Oh and here’s a bonus.  The recipe for the best cake I’ve made in a WHILE: Pink Champagne Cake.


Ways to Keep and Strengthen Friendships 

January 12th I flip the page on my happier 2017 calendar to a note about friendship. The top of the calendar page read: 3 ways to keep and strengthen friendships. It was a timely message that made me smile as I woke at 5am to pack the last of my things and fly to Scottsburg, IN. I was headed to see my best friend.

These three points belong to Gretchen Rubin but the thoughts are my own. Before we get started I wanted to say that everything I have learned about being a good friend I learned from my Dad and my best friend Candy. Everyone else in my life should be grateful to them.
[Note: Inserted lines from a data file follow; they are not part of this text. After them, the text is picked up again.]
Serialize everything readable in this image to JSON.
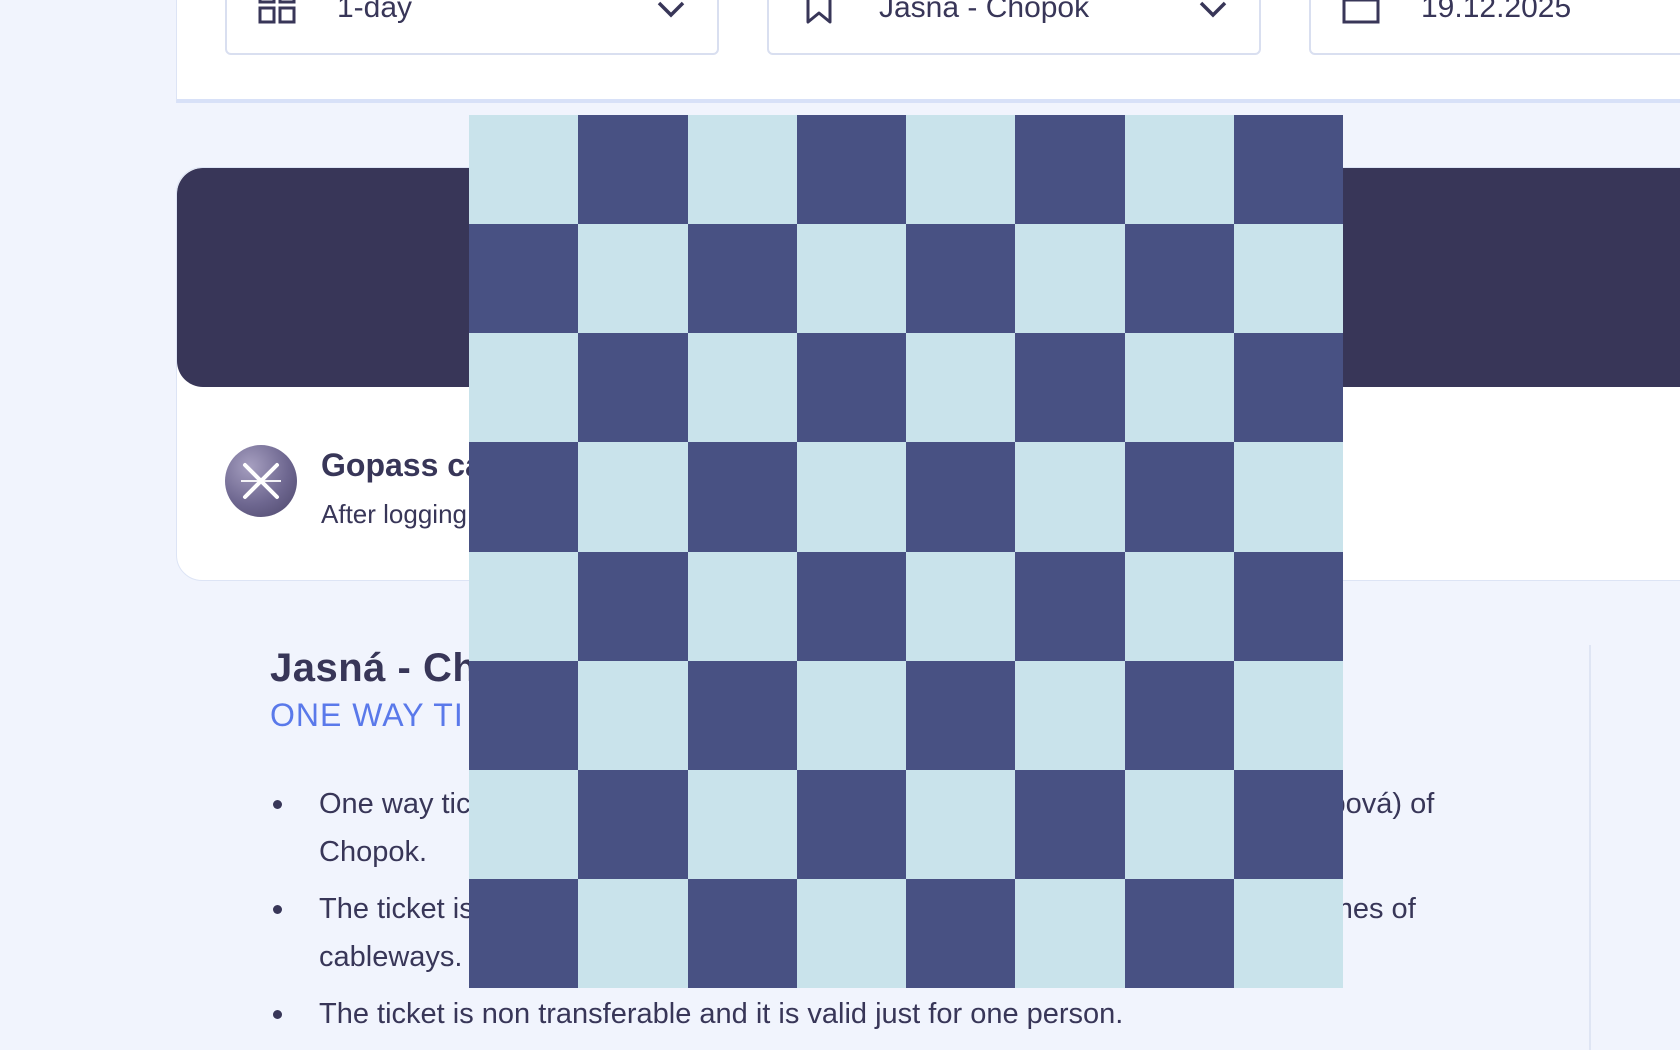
{
  "selectors": [
    {
      "value": "1-day",
      "icon": "grid-icon"
    },
    {
      "value": "Jasná - Chopok",
      "icon": "bookmark-icon"
    },
    {
      "value": "19.12.2025",
      "icon": "calendar-icon"
    }
  ],
  "gopass": {
    "title": "Gopass ca",
    "subtitle": "After logging"
  },
  "product": {
    "title": "Jasná - Ch",
    "subtitle": "ONE WAY TI",
    "bullets": [
      {
        "start": "One way tic",
        "end": "pová) of",
        "cont": "Chopok."
      },
      {
        "start": "The ticket is",
        "end": "mes of",
        "cont": "cableways."
      },
      {
        "text": "The ticket is non transferable and it is valid just for one person."
      }
    ]
  },
  "colors": {
    "navy": "#383658",
    "accent": "#5a79ea",
    "background": "#f1f4fd",
    "checker_dark": "#485183",
    "checker_light": "#c9e3eb"
  }
}
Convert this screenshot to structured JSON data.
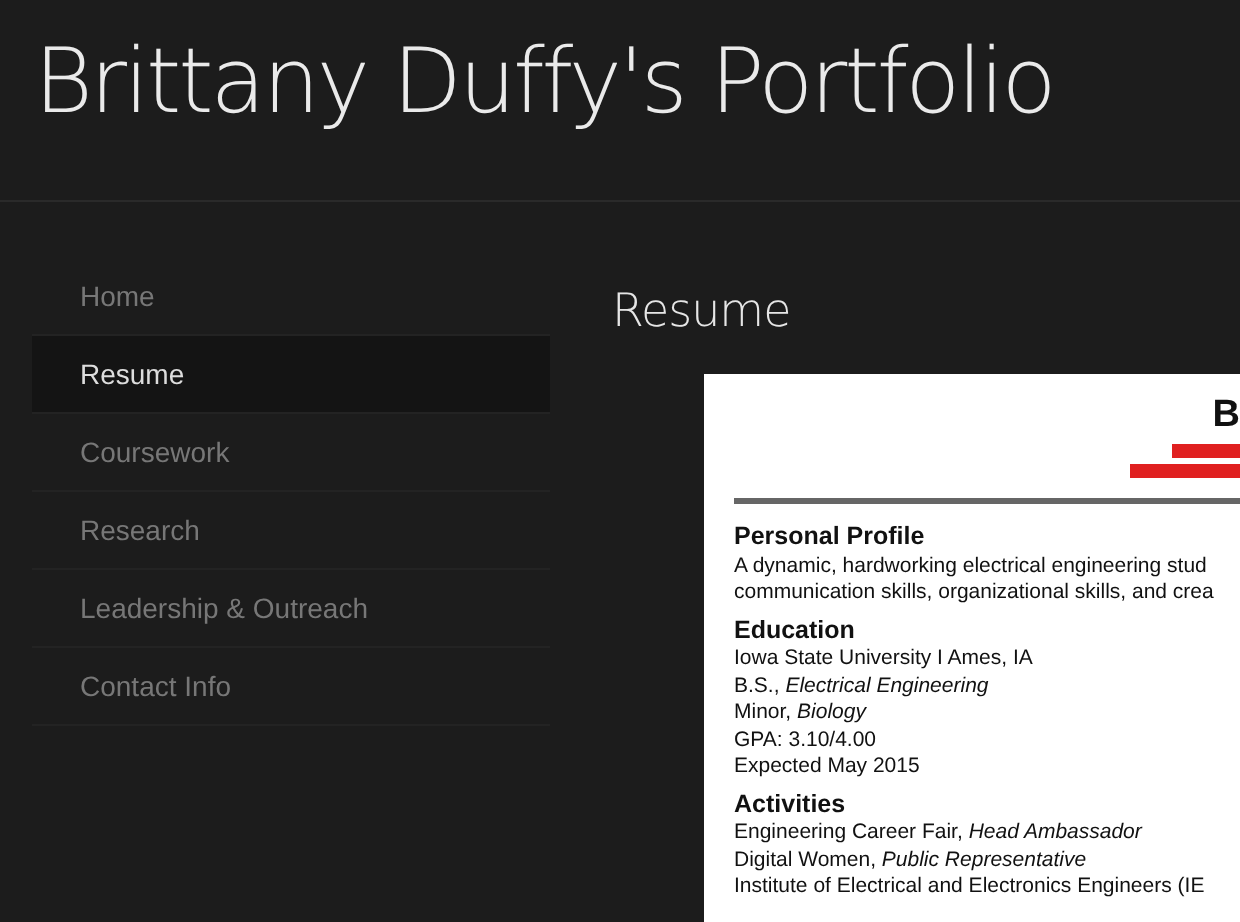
{
  "site_title": "Brittany Duffy's Portfolio",
  "nav": [
    {
      "label": "Home",
      "selected": false
    },
    {
      "label": "Resume",
      "selected": true
    },
    {
      "label": "Coursework",
      "selected": false
    },
    {
      "label": "Research",
      "selected": false
    },
    {
      "label": "Leadership & Outreach",
      "selected": false
    },
    {
      "label": "Contact Info",
      "selected": false
    }
  ],
  "page_heading": "Resume",
  "document": {
    "name_initial": "B",
    "sections": [
      {
        "heading": "Personal Profile",
        "lines": [
          "A dynamic, hardworking electrical engineering stud",
          "communication skills, organizational skills, and crea"
        ]
      },
      {
        "heading": "Education",
        "lines": [
          "Iowa State University I Ames, IA",
          "B.S., *Electrical Engineering*",
          "Minor, *Biology*",
          "GPA: 3.10/4.00",
          "Expected May 2015"
        ]
      },
      {
        "heading": "Activities",
        "lines": [
          "Engineering Career Fair, *Head Ambassador*",
          "Digital Women, *Public Representative*",
          "Institute of Electrical and Electronics Engineers (IE"
        ]
      }
    ]
  }
}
1. Be wary of false choices. She uses the example of people who say they only want a few quality friendships. Who says you can’t have a few quality friends (or close friends as I think people mean) and also acquaintances? One of my friends I met through work once told me she doesn’t like to make new friends because she just doesn’t have the time and energy to maintain them. Not all friends are needy, are they? I am pretty careful who I get close to. My friend Carrie who grew up the daughter of a Pastor and I recently talked about this as a side effect of having grown up in a rather public family. But I do not make false choices. I can keep only a few really close friendships in which I’m fully transparent and still be inclusive. I also still have friends with whom I share an interest. Book clubs, fellow leaders, and blog friends are great examples.
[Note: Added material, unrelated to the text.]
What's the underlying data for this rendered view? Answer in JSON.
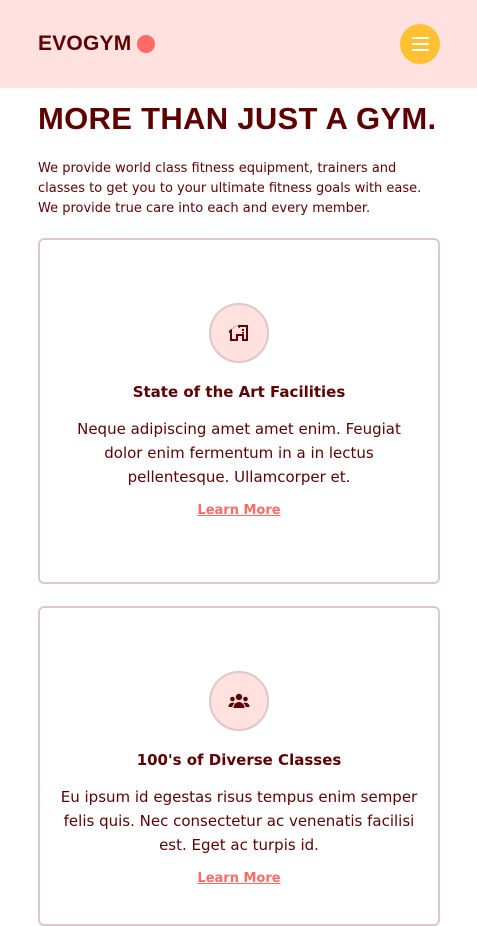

2. Give your friends a break. I’ll admit this has taken me some time to learn. I am highly driven and I have high expectations of myself and others. Often times I find that my standards are unrealistic and unfair. Gretchen says ‘we all have a lot to juggle in our lives’. Isn’t this true? I’ve never heard my Dad use his grueling professional life as an excuse in friendships but he often can’t be present. He misses a lot of weddings. He didn’t make many of my soccer games or piano recitals as a kid. He didn’t move me into my college dorm. He can’t attend his best friends football games because he’s coaching too. Could they (and I) focus on what he misses? Yes. But the flip side of that is that he does an amazing job at what he is able to do. He’s never too busy. He cares about my stories, he helps me with my budget, and he frequently spends his very early drive to work or very late drive home checking in on his friends lives or one of us girls. We all have a lot to juggle and don’t use that as an excuse – do what you can do, well. But when others can’t do or be all we hope: give your friends a break.
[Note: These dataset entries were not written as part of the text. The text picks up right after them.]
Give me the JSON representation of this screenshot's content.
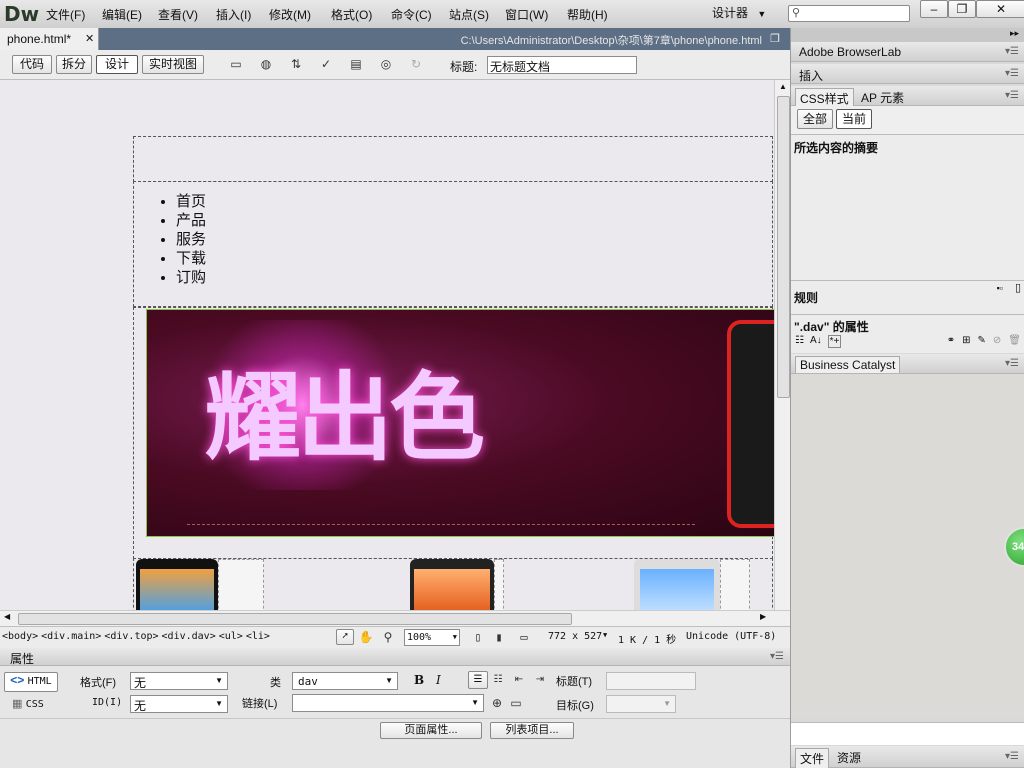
{
  "app": {
    "logo": "Dw",
    "menu": [
      "文件(F)",
      "编辑(E)",
      "查看(V)",
      "插入(I)",
      "修改(M)",
      "格式(O)",
      "命令(C)",
      "站点(S)",
      "窗口(W)",
      "帮助(H)"
    ],
    "workspace": "设计器",
    "search_placeholder": ""
  },
  "document": {
    "tab_name": "phone.html*",
    "path": "C:\\Users\\Administrator\\Desktop\\杂项\\第7章\\phone\\phone.html",
    "view_buttons": [
      "代码",
      "拆分",
      "设计",
      "实时视图"
    ],
    "active_view": "设计",
    "title_label": "标题:",
    "title_value": "无标题文档"
  },
  "design": {
    "nav_items": [
      "首页",
      "产品",
      "服务",
      "下载",
      "订购"
    ],
    "banner_text": "耀出色"
  },
  "status": {
    "tag_path": [
      "<body>",
      "<div.main>",
      "<div.top>",
      "<div.dav>",
      "<ul>",
      "<li>"
    ],
    "zoom": "100%",
    "dimensions": "772 x 527",
    "size_time": "1 K / 1 秒",
    "encoding": "Unicode (UTF-8)"
  },
  "properties": {
    "panel_title": "属性",
    "html_tab": "HTML",
    "css_tab": "CSS",
    "format_label": "格式(F)",
    "format_value": "无",
    "class_label": "类",
    "class_value": "dav",
    "id_label": "ID(I)",
    "id_value": "无",
    "link_label": "链接(L)",
    "link_value": "",
    "title_label": "标题(T)",
    "target_label": "目标(G)",
    "bold": "B",
    "italic": "I",
    "page_props_btn": "页面属性...",
    "list_item_btn": "列表项目..."
  },
  "right_panels": {
    "browserlab": "Adobe BrowserLab",
    "insert": "插入",
    "css_tab": "CSS样式",
    "ap_tab": "AP 元素",
    "all": "全部",
    "current": "当前",
    "summary_title": "所选内容的摘要",
    "rules_label": "规则",
    "props_for": "\".dav\" 的属性",
    "business_catalyst": "Business Catalyst",
    "files_tab": "文件",
    "assets_tab": "资源"
  },
  "floating_badge": "34"
}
3. Don’t expect friendships to happen spontaneouslyI have somewhat mixed feelings on this one. While I think American’s are quick to use ‘friendship’ for what is really just acquaintanceship – I do think you can find your friends spontaneously.  So far, I’ve met 4 friends on airplanes because I sat next to them.  I’m still in touch, at least semi-regularly with 3 of the 4.  I met my best friend selling handbags while we were in college.  And my closest guy friend I met when he ‘accidentally’ added my on Facebook because we had so many mutual friends we both assumed we probably knew each other (which explains why I actually confirmed his friendship).  A few months later, we were real friends.  Friendships DO take time and effort – I’ll be the first to say that.  And this increases when you’re in two really different seasons of life.  But, not make a mountain out of a molehill either.  It’s not THAT hard to find friends.